Des son ouverture le film de Wajda installe un climat extrêmement lourd qui
traduit admirablement cette époque de folie furieuse. Les rues de Paris sont
sales, le peuple affamé, il pleut à torrents, la musique, sorte d'opéra macabre
est on ne peut plus pesante, les corps sont lourds et les dialogues laissent
peu de place à la respiration. Ce ne sont point en ces années de terreur des
relations entre les individus mais des collisions.

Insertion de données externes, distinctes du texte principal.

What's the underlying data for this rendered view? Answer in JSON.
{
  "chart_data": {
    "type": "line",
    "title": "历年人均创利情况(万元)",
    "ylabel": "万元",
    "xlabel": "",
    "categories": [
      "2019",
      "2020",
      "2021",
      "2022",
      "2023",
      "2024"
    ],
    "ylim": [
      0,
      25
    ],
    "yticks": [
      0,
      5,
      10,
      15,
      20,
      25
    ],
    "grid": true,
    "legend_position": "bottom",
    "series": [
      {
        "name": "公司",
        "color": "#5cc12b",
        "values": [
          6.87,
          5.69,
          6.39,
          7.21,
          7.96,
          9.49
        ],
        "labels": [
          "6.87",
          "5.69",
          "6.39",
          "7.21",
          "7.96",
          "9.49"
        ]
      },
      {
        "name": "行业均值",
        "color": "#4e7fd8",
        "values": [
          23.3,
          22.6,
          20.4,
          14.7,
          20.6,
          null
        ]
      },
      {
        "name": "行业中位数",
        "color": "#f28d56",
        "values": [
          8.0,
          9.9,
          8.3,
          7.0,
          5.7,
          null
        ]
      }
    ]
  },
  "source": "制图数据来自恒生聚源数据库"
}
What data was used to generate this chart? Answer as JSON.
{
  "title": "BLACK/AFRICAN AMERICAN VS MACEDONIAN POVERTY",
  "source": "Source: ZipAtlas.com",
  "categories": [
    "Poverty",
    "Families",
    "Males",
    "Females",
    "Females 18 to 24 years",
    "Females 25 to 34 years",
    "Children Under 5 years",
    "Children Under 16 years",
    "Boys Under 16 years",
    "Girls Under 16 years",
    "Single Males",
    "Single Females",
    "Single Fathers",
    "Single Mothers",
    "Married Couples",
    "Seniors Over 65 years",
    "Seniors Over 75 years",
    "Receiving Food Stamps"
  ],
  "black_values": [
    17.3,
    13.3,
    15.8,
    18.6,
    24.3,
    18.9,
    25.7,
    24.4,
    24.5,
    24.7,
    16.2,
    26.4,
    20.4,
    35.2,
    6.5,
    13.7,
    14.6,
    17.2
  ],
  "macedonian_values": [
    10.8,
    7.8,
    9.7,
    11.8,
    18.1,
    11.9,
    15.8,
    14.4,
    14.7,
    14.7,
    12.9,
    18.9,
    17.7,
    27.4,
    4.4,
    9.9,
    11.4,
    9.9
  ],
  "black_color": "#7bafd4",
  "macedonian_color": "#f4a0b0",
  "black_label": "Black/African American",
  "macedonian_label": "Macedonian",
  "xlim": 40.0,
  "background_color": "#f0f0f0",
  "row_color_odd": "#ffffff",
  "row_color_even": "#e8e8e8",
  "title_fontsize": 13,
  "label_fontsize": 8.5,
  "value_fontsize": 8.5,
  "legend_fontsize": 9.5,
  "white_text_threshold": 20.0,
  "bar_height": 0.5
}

L'intérieur de Robespierre
suinte la maladie, son visage traversé de douleurs traduit la plus profonde névrose,
et le visage en sueur de Danton, son torse puissant, sa voix éraillée incarnent
une forme de résistance propre à un lion en cage qui se débat.
Les
scènes du Comité de Salut Public et plus encore celles du procès, aussi
nerveuses que les plus belles séquences de La
Reine Margot, culminent de violences, de cris, de rebellions, ca s'invective,
ca hurle, ca s'insulte à tout va, la pesanteur est partout et la folie gagne la
foule qui se presse en guenilles.
Portrait
admirable d'une révolution qui quatre ans après son déclenchement s'en va se
livrer au sang des guillotines dressées, sous un ciel noir et inquiétant. Oui,
c'est comme si Paris était livré aux démons, et la mise en scène hyper tendue de
Wajda, ici a son meilleur, s'en va puiser aux racines du grand Dostoïevski. Ce Danton c est vraiment Les possédés !
Comment,
pour parler plus de 25 ans après la sortie de cet authentique chef-d œuvre, ne
pas clôturer sur la performance absolument sidérante de l'immense Gérard Depardieu,
qui ici livre à mon sens la plus vertigineuse interprétation d'une carrière
riche en rôles grandioses et forts. Son incarnation du grand révolutionnaire
laisse pantois. Lourd, conquérant, puis las, se reprenant tel un lion enragé,
toujours en nage, le regard tantôt noir tantôt enflammé, et la voix, oui, la
voix tonneuse puis vers la fin totalement brisée. Cet immense acteur ne joue
pas, ne joue Danton à aucun moment, il EST Danton, il EST la révolution, la
vraie, celle qui résiste à l'injustice, à la froideur et au gout du sang. Dans
Depardieu il y a Dieu, jamais il n'en fut si proche.